Voluntary liquidation is a self-imposed process in which a solvent corporate entity decides to cease its operations and dissolve its existence. Section 59 provides the legal foundation for voluntary liquidation of solvent corporate entities.

  1. Eligibility: A corporate person who intends to liquidate voluntarily and has not defaulted on any debt. The corporate person must fulfil the conditions and procedural requirements as per the specifications of the Board.
  2. Declaration of Solvency: The company’s board of directors should declare that the entity is solvent and able to discharge its debts within a specific period. This declaration includes details on the entity’s assets, liabilities, and a confirmation that it will meet its financial obligations within a fixed timeframe.
  3. The solvency declaration must be accompanied by an audited financial statements and record of business operations for a period of two years with a report of the valuation of the assets.
  4. Appointment of Insolvency Professional as Liquidator: Within a period of four weeks a special resolution appointing a liquidator. A liquidator is appointed to oversee the process of asset liquidation, debt repayment, and distribution of any remaining assets to shareholders. The liquidator must be an insolvency professional registered with the Insolvency and Bankruptcy Board of India (IBBI).
  5. Public Announcement: The company must make a public announcement regarding its voluntary liquidation within five days of the appointment of the liquidator. This announcement serves to inform creditors, allowing them to submit their claims within 30 days of the public notice.
  6. Distribution of Assets: Following asset liquidation, the liquidator is responsible for settling debts in the order of priority specified by the IBC. Only after all debts are discharged can the remaining assets be distributed to shareholders.
  7. Application to NCLT: Once the liquidation is complete, the liquidator must submit a final report and apply to the NCLT for a dissolution order. This dissolution order, once granted, formally ends the corporate entity’s existence.

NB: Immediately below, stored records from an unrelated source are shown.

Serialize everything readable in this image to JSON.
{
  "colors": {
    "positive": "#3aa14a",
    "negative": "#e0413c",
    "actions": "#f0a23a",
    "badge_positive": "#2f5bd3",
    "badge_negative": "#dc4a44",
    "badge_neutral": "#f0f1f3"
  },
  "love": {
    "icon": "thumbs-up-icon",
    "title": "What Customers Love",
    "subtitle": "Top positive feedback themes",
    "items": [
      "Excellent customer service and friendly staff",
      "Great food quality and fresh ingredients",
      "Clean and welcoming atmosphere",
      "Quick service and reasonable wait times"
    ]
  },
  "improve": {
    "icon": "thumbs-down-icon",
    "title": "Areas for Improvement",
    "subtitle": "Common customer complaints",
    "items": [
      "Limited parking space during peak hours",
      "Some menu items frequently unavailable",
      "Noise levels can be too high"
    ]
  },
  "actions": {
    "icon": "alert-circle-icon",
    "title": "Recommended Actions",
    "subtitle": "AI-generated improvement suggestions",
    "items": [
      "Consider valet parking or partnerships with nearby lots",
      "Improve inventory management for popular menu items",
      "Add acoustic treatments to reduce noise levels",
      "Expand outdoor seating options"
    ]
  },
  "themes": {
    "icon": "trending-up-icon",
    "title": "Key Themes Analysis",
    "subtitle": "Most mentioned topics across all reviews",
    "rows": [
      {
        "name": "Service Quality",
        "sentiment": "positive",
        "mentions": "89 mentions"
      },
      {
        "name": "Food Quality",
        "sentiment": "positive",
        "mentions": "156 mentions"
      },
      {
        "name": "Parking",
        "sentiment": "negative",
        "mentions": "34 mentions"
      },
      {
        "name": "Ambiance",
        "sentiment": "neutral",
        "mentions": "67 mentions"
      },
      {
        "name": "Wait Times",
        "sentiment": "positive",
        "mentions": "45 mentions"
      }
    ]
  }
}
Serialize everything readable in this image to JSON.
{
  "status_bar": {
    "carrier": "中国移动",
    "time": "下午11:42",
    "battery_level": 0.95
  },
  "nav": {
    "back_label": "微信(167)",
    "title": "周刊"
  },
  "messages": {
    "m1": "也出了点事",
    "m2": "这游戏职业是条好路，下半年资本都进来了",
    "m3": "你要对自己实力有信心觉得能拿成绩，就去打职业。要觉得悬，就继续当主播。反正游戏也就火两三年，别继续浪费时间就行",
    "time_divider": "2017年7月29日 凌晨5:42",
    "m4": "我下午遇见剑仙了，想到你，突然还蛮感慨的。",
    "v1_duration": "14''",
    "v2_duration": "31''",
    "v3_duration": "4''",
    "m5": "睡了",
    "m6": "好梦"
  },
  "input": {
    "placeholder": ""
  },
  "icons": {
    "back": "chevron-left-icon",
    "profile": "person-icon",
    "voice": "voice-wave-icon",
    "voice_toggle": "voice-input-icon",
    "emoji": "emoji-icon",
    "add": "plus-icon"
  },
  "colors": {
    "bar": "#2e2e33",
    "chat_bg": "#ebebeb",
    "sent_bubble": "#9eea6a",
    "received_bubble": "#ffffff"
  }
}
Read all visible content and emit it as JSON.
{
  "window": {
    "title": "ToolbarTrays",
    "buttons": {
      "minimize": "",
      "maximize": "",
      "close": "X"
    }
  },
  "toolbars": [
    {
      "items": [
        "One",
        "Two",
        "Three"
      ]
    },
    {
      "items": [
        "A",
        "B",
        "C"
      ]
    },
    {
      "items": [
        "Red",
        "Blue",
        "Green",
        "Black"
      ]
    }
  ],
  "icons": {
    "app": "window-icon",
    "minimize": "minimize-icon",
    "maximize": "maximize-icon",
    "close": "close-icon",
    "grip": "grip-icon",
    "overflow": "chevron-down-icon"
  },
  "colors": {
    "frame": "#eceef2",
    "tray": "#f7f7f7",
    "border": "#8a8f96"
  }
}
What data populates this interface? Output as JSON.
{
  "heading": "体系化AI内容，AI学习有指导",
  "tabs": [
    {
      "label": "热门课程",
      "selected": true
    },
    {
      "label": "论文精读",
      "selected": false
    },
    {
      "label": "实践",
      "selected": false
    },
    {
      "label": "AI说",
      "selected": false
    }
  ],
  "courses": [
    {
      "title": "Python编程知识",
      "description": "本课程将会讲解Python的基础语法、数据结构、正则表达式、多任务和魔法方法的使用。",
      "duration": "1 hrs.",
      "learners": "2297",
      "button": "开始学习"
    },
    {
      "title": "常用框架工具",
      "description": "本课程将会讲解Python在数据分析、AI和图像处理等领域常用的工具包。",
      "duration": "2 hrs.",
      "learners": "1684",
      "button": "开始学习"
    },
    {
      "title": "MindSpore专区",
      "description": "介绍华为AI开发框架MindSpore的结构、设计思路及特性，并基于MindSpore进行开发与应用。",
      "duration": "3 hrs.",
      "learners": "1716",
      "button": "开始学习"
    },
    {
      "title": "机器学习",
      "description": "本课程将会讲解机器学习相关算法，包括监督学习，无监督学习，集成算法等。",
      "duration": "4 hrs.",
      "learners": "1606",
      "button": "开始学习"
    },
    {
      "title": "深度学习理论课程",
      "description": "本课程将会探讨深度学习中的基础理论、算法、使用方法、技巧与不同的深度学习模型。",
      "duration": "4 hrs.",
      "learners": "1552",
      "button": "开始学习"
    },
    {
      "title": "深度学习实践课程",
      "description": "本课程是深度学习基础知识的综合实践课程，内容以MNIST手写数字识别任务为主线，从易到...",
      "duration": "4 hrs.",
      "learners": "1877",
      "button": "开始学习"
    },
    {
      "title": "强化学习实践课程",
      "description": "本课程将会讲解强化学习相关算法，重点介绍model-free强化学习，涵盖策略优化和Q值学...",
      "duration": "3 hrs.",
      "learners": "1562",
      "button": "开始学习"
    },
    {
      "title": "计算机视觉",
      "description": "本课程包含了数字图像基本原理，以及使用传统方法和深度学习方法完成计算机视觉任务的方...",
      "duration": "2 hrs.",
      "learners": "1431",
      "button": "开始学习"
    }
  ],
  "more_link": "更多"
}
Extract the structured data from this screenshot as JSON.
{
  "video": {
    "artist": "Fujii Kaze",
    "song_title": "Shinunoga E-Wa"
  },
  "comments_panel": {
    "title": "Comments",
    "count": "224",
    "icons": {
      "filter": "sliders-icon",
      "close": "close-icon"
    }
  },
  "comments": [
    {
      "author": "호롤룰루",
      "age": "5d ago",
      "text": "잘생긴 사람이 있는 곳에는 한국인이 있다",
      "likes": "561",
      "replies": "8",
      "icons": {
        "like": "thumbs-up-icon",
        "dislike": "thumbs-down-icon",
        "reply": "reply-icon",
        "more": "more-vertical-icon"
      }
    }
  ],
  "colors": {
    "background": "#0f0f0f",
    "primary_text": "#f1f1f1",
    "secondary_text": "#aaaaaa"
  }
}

IBBI (VOLUNTARY LIQUIDATION PROCESS) REGULATIONS, 2017

The IBBI (Voluntary Liquidation Process) Regulations, 2017 provide detailed rules that govern the practical aspects of voluntary liquidation. This structured regulatory framework ensures transparency, fair treatment of stakeholders, and an orderly exit for solvent corporate entities.

  1. Liquidator’s duties

The appointed liquidator plays a vital role in

    • Public announcement- within five days, a notice must be issued inviting claims from creditors.
    • Verification of claims- Each claim is examined, settled and distributed in accordance with Section 53 of the IBC.
    • Distribution- Once liabilities are cleared, any remaining proceeds are distributed among stakeholders.
    • Final report- After completion the liquidation, the liquidator submits a report to the Adjudication Authority for dissolution.
  1. Special Provisions
    • Maintenance of Records- The liquidator must ensure proper record-keeping and preservation of documents after dissolution.
    • Unclaimed Proceeds- Funds not claimed by stakeholders are deposited into the Corporate Voluntary Liquidation Account.

KEY CHALLENGES IN VOLUNTARY LIQUIDATION

  1. Time-bound Completion- Adherence to timelines specified in regulations is essential but challenging in practice.
  2. Stakeholder Co-operations- Ensuring creditor and shareholder alignment is critical.
  3. Regulatory Scrutiny- Proper documentation and compliance are necessary to avoid penalties.

JUDICIAL PRECEDENTS

  1. Viyes Consultancy (P.) Ltd. v. Registrar of Companies (2020) 158 SCL 0789: It was held that the liquidator had followed due process of law, and, thus, affairs of company were completely wound up and its assets were completely liquidated. Therefore, application for voluntary liquidation of a company was allowed.

CONCLUSION

Section 59 of IBC, along with the Voluntary liquidation Regulations of 2017, offers a structured and efficient framework for companies in India that wish to dissolve voluntarily. It enables solvent companies to exit the market in an orderly and transparent manner, ensuring that creditor and stakeholder rights are respected throughout the voluntary liquidation process.